Was it a crime to publish the Pentagon papers in the 70s? Maybe it was, as a violation of state confidentiality. But the issue before us today is not the information itself, but the path by which it was obtained. It’s a fine line, and a slippery slope - but I’m not comfortable granting a blanket privilege to reporters to withhold all information they receive just because it was received in confidence. They serve an important role in society, but no more important than doctors, therapists, attorneys, and spouses. Those relationships have survived a conditional confidentiality privilege, and so will journalists. Blankets smother.
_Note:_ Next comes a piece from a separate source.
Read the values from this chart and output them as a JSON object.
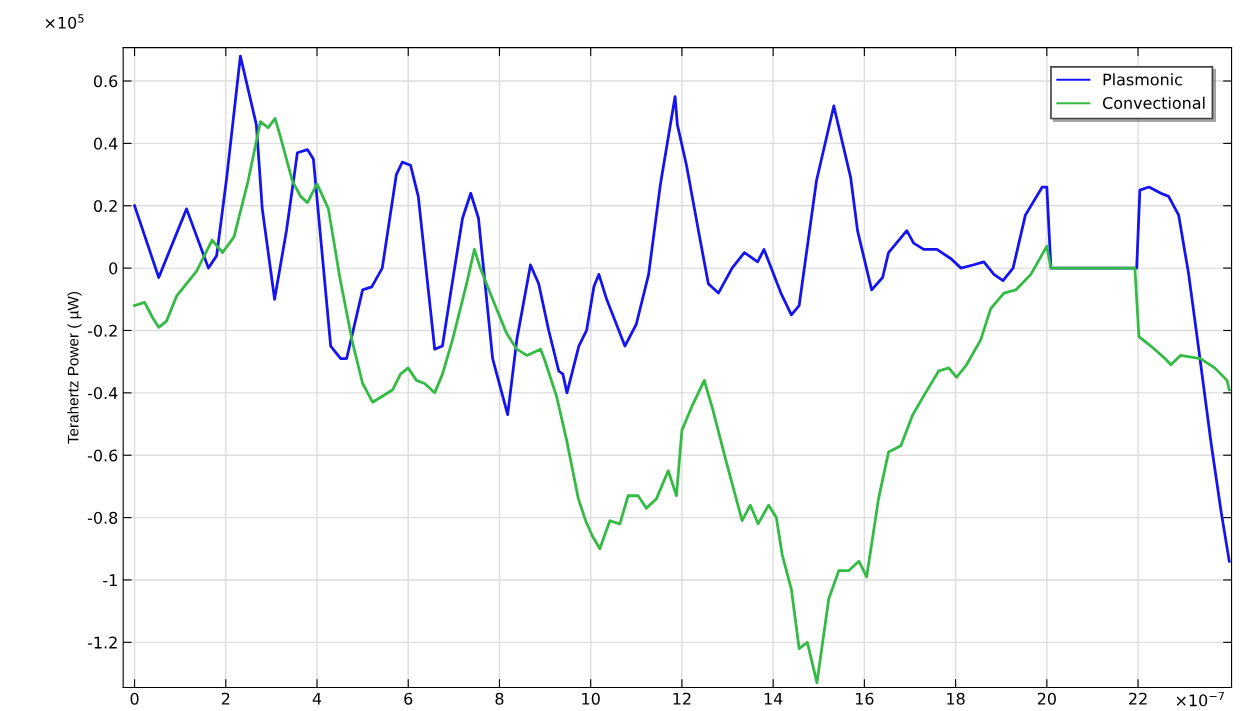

So, Joe Klein, I appreciate your outrage at your editor in chief for having caved in to prosecutorial zeal and divulging materials that Matt Cooper wanted to keep secret. The problem was, they were materials that were by their very nature outside the reportorial ambit. They were not journalism, they were evidence of a crime. No one, not even reporters, has the right to withhold such evidence. A free press is important to a free society, but the freedom of the society depends on more than just a free press. And if Karl Rove can get away with breaking the law when he is talking to a journalist, he can get away with one hell of a lot of stuff. I mean, more stuff. So go get’em, tiger - just don’t get too carried away with yourself.
Tomorrow: mushy emotional stuff. Monday: Korea. Gadzooks.